I also really liked Charles’s examination of his gift-giving habits, realising that his love of giving Anna expensive jewellery is less what she wants and more his way of claiming her (her wearing them in public is a form of his public declaration of ownership) and adjusts his plans to get her something more meaningful to her.

We have the return of Leslie, capable, no-nonsense, an expert and widely respected in her field and definitely leading the charge of the investigation from the human side. I think this character has immense potential and in the last book I said I wanted to see a spin off series. I say the same in this book – I like her, but I want a whole lot more of her.

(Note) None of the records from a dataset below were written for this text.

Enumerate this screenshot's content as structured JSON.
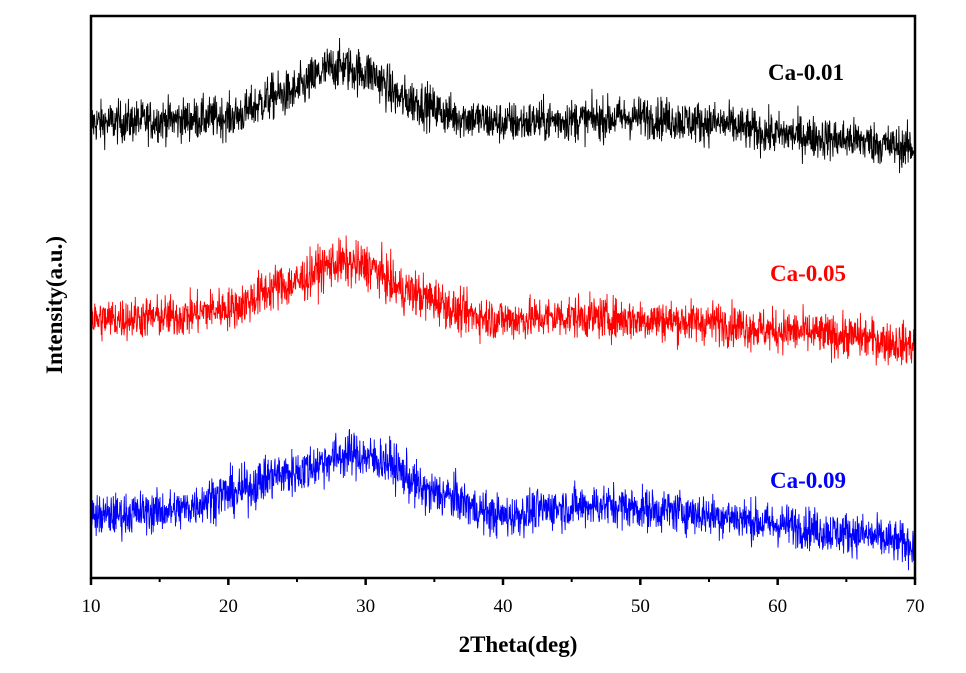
{
  "chart_data": {
    "type": "line",
    "title": "",
    "xlabel": "2Theta(deg)",
    "ylabel": "Intensity(a.u.)",
    "xlim": [
      10,
      70
    ],
    "ylim": [
      0,
      100
    ],
    "xticks": [
      "10",
      "20",
      "30",
      "40",
      "50",
      "60",
      "70"
    ],
    "xtick_values": [
      10,
      20,
      30,
      40,
      50,
      60,
      70
    ],
    "minor_xtick_values": [
      15,
      25,
      35,
      45,
      55,
      65
    ],
    "grid": false,
    "legend": "inline labels at right of each curve",
    "series": [
      {
        "name": "Ca-0.01",
        "color": "#000000",
        "noise_amplitude": 3.2,
        "baseline": [
          [
            10,
            81
          ],
          [
            16,
            81.5
          ],
          [
            20,
            82
          ],
          [
            24,
            86
          ],
          [
            28,
            91
          ],
          [
            30,
            90
          ],
          [
            33,
            85
          ],
          [
            37,
            82
          ],
          [
            40,
            81
          ],
          [
            45,
            81.5
          ],
          [
            50,
            82
          ],
          [
            55,
            81
          ],
          [
            60,
            79
          ],
          [
            65,
            78
          ],
          [
            70,
            76.5
          ]
        ]
      },
      {
        "name": "Ca-0.05",
        "color": "#ff0000",
        "noise_amplitude": 3.2,
        "baseline": [
          [
            10,
            46
          ],
          [
            16,
            46.5
          ],
          [
            20,
            48
          ],
          [
            24,
            52
          ],
          [
            28,
            56
          ],
          [
            30,
            55.5
          ],
          [
            33,
            51
          ],
          [
            35,
            49.5
          ],
          [
            37,
            47
          ],
          [
            40,
            46
          ],
          [
            45,
            46.5
          ],
          [
            50,
            46
          ],
          [
            55,
            45.5
          ],
          [
            60,
            44
          ],
          [
            65,
            43
          ],
          [
            70,
            41.5
          ]
        ]
      },
      {
        "name": "Ca-0.09",
        "color": "#0000ff",
        "noise_amplitude": 3.2,
        "baseline": [
          [
            10,
            11
          ],
          [
            16,
            12
          ],
          [
            20,
            15
          ],
          [
            24,
            18.5
          ],
          [
            29,
            22
          ],
          [
            31,
            21
          ],
          [
            35,
            15
          ],
          [
            40,
            11
          ],
          [
            44,
            12.5
          ],
          [
            47,
            13
          ],
          [
            52,
            12
          ],
          [
            56,
            11
          ],
          [
            60,
            9.5
          ],
          [
            65,
            8
          ],
          [
            70,
            6
          ]
        ]
      }
    ]
  }
}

I’m not a huge fan of one of the conflicts of the book which is Anna wanting to have Charles’s child. This is used a lot to push the idea of Charles being afraid to have someone so vulnerable in his brutal life, his fear of letting people close and also links into the way he feels about Joseph, an old friend who is not unaging like the werewolves and is now dying. I feel that Joseph already made that point excellently, the burden of watching people you love and care for grow old and die, even Maggie made the point with her still very much caring for Charles. Equally, there was no need to use the prospect of children to present Charles as very protective of the innocent and helpless (though I will add that I do like this ongoing attempt to redeem the Alpha male werewolf of this world by both raising up submissive wolves and recasting Alpha wolves to make them more than just raging dominant arseholes) because that has been his thing from the very beginning of the series. The problem isn’t that Anna wanting children is unreasonable, but by using her wish for Charles’s children to push Charles’s issues she is missing a lot of the basic problems of raising children themselves: there’s little consideration of whether either of them are ready for children and a complete brushing over of the difficulties of werewolf conception (werewolf women can’t carry to term and human women tend to die giving birth to werewolf children – Charles’s own mother died giving birth to him). It was jarring and felt like a clumsy insert for rough and ready character development

There were a lot of POC in this book. Charles is Native American, Salish, and there are numerous Navajo characters (Joseph, Mackie, Michael, Hosteen, Maggie and Kage) are very much involved in the plot and culture and tradition being frequently referenced. They are central characters for the most part and, while a little dripping in woo-woo, not nearly as bad as we’ve seen before. Leslie is a Black woman and there are several minor side characters of colour met in the course of the investigation or working for Hosteen’s ranch. This book also brought the very first LGBT character to the series – though he was only someone they briefly interviewed while trying to track down the killer and was more a walk-on part than anything else but he and his partner weren’t stereotyped or headache-causing in the brief time they were there.

I like this series and how it seems to take the world of the Mercy Thompson series but have a very different tone; it’s less personal, more wide reaching and less inclined towards melodrama and over the top action that Mercy Thompson prefers. I think it’s a more thoughtful series and, increasingly, it’s interesting me more than the parent series that created it.